There is a new posting on the Stanford Encyclopedia of Philosophy on “Quantum Approaches to Consciousness”. The summary is written by Harald Atmanspacher.
It seems natural that the intriguing features of quantum mechnanics (QM), such as the duality of observing and observed systems and the notion of a collapse of superposition states, would over time get pressed into service to try to shed light on the problem of consciousness. Atmanspacher gives a brief taxonomy of several such efforts.
The aspect of this I’m commenting on is the attempts by several philosophers and physicists to postulate that it is macroscopic-size components of the human brain which implement quantum effects thereby helping explain the mysterious nature of human consciousness as it relates to phenomenal experience and/or free will, etc. I think these efforts are looking in the wrong place to find the connection between QM and consciousness.
Guided by other critiques (like this one), I’m very skeptical that macroscopic quantum coherence can be maintained in the brain sufficient to, say, orchestrate collapses of quantum superposition states which affect whole neuronal assemblies. The evidence I’ve seen from experimental accounts suggests that coherence is very fragile, and that while progress is being made at preserving coherence for larger molecules in the laboratory, the likelihood of the warm, wet brain supporting macroscopic coherence seems the longest of long shots.
Nevertheless, I think quantum effects do provide evidence for the existence of a proto-experiential element within nature (see my previous post). But it seems it must be the case that this is instantiated at the microscopic level where decoherence typically occurs. Then, the question becomes whether and how macroscopic systems are able to leverage this part of nature into something robustly experiential. The answer to this must come from the systems’ functional organization and complexity.

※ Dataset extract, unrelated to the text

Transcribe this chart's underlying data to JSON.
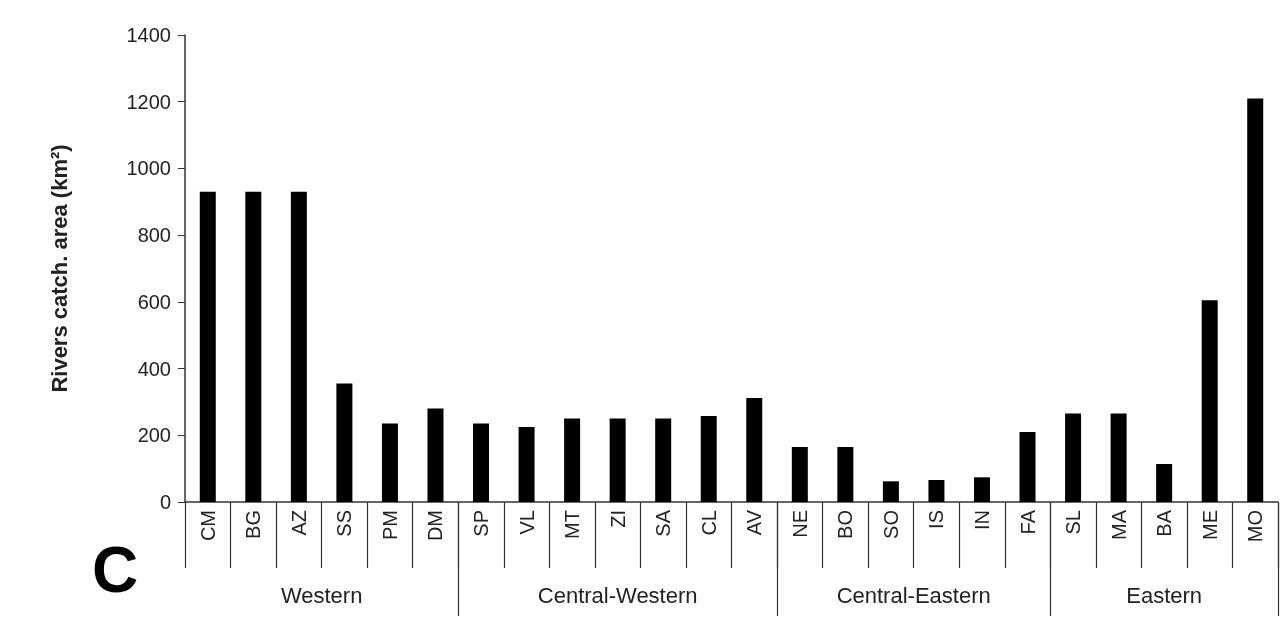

Now, the brain is a compelling unique object in our world – it is the most complex system there is. Furthermore the living cells within our brain have an extremely intricate structure themselves. And therefore I think we can expect that this incredibly complex functional organization forms the basis for the remarkable features of our mind up to and including our reflective stream of self-consciousness.

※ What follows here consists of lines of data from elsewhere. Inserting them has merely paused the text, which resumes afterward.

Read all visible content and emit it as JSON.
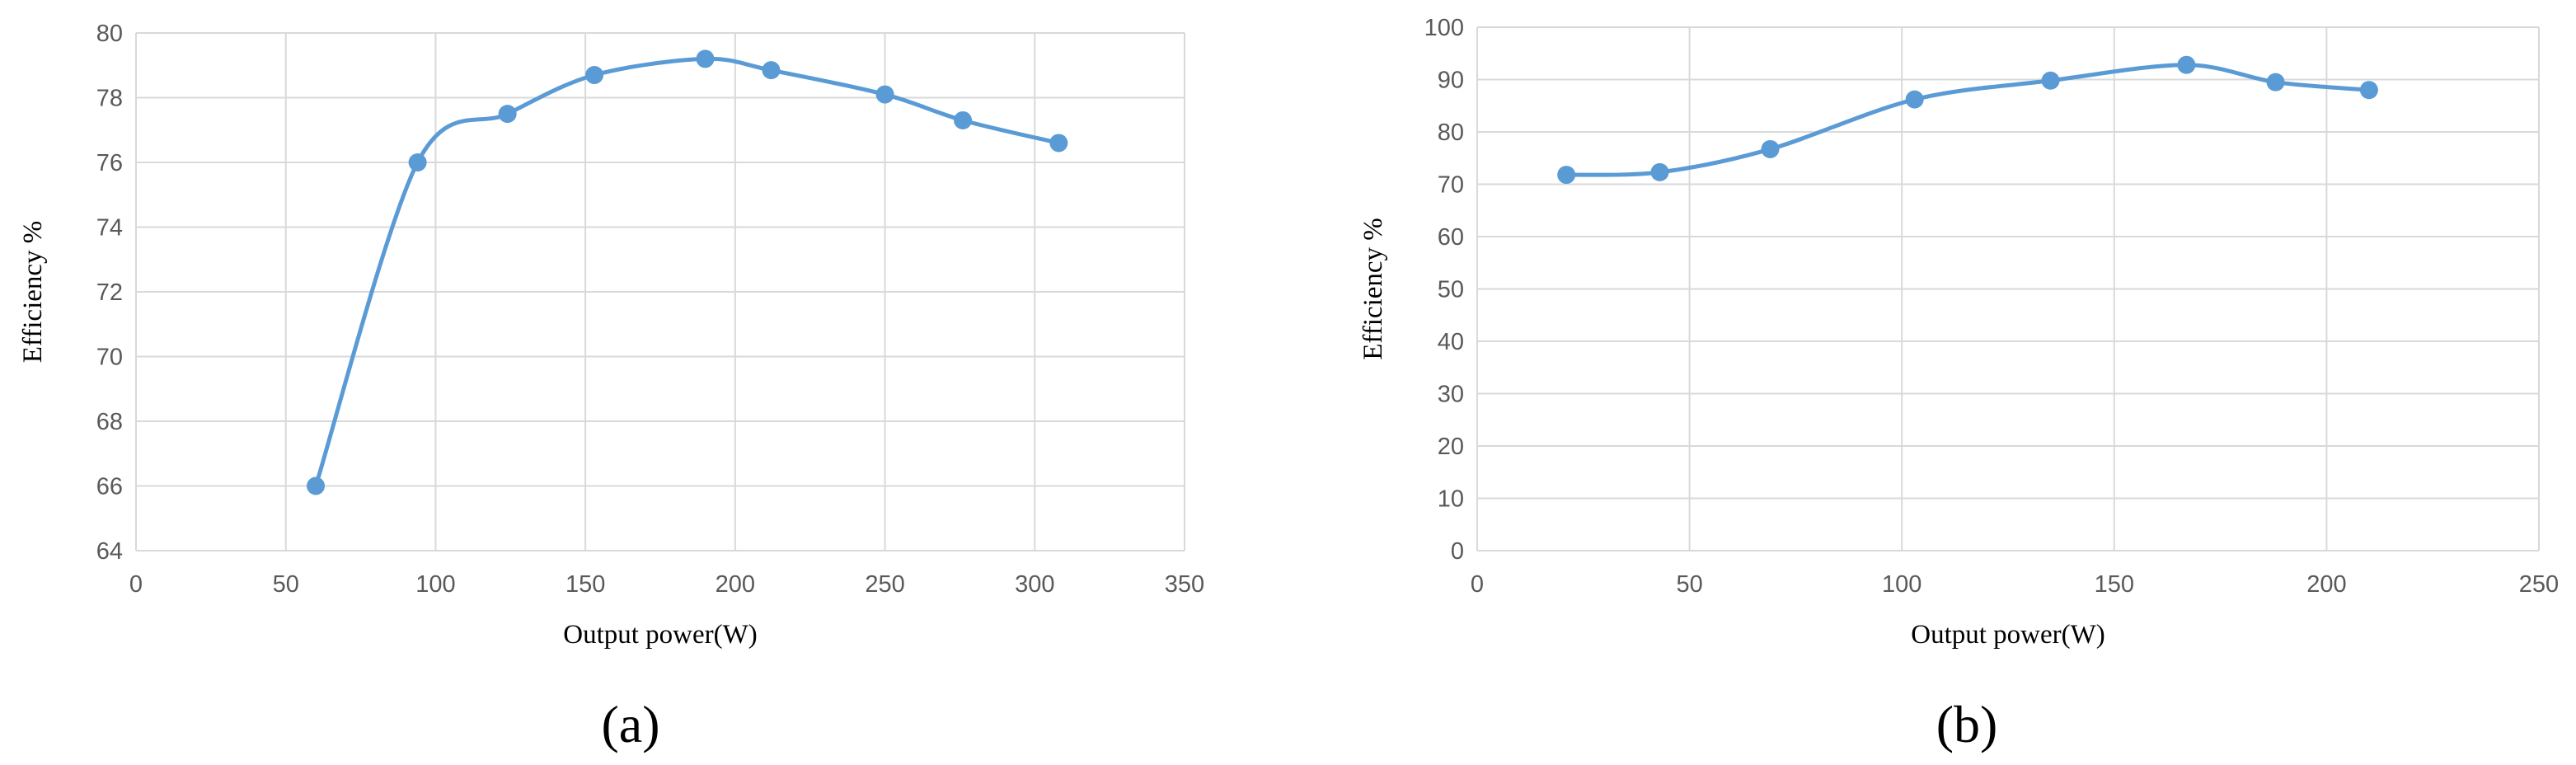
{
  "colors": {
    "series": "#5B9BD5",
    "grid": "#D9D9D9",
    "tick_text": "#595959"
  },
  "chart_data": [
    {
      "type": "line",
      "smooth": true,
      "markers": true,
      "panel_label": "(a)",
      "title": "",
      "xlabel": "Output power(W)",
      "ylabel": "Efficiency %",
      "xlim": [
        0,
        350
      ],
      "ylim": [
        64,
        80
      ],
      "xticks": [
        0,
        50,
        100,
        150,
        200,
        250,
        300,
        350
      ],
      "yticks": [
        64,
        66,
        68,
        70,
        72,
        74,
        76,
        78,
        80
      ],
      "grid": true,
      "legend": "none",
      "series": [
        {
          "x": [
            60,
            94,
            124,
            153,
            190,
            212,
            250,
            276,
            308
          ],
          "y": [
            66.0,
            76.0,
            77.5,
            78.7,
            79.2,
            78.85,
            78.1,
            77.3,
            76.6
          ]
        }
      ]
    },
    {
      "type": "line",
      "smooth": true,
      "markers": true,
      "panel_label": "(b)",
      "title": "",
      "xlabel": "Output power(W)",
      "ylabel": "Efficiency %",
      "xlim": [
        0,
        250
      ],
      "ylim": [
        0,
        100
      ],
      "xticks": [
        0,
        50,
        100,
        150,
        200,
        250
      ],
      "yticks": [
        0,
        10,
        20,
        30,
        40,
        50,
        60,
        70,
        80,
        90,
        100
      ],
      "grid": true,
      "legend": "none",
      "series": [
        {
          "x": [
            21,
            43,
            69,
            103,
            135,
            167,
            188,
            210
          ],
          "y": [
            71.8,
            72.3,
            76.7,
            86.2,
            89.8,
            92.8,
            89.5,
            88.0
          ]
        }
      ]
    }
  ]
}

So, going back to David Chalmer’s separation of consciousness studies into the “easy problems” (explaining the workings of various cognitive sub-systems like sensory perception, memory, etc.) and the “hard problem” (explaining the existence of subjective experience itself): I think QM provides evidence for the existence of a panexperientialist solution to the hard problem at a micro-level in nature. Therefore I think it follows that analyzing the functional organization of the brain and its cells will eventually provide explanations for the easy problems, including what I might call the “hardest easy problem”: the way the brain leverages the proto-experiential nature of its very small parts into the robust consciousness which we humans uniquely enjoy in the world.
I admit I have no idea at this point how this works, but I think the functional coordination of the quantum interactions we know to be occurring at the microscopic level is the place to look for consciousness.
If you are persuaded that there can't be any macroscopic quantum states in the brain, I'm afraid you can't appeal to quantum states to solve the "unity" or "combination" problem any more. I tend to think that the arguments against macro quantum brain states are more dubious than the arguments that independent micro-consciousnesses can add up to a big macro-consciousness. William James killed the latter idea.
Was it Stapp that convinced you macro quantum brain states are implausible?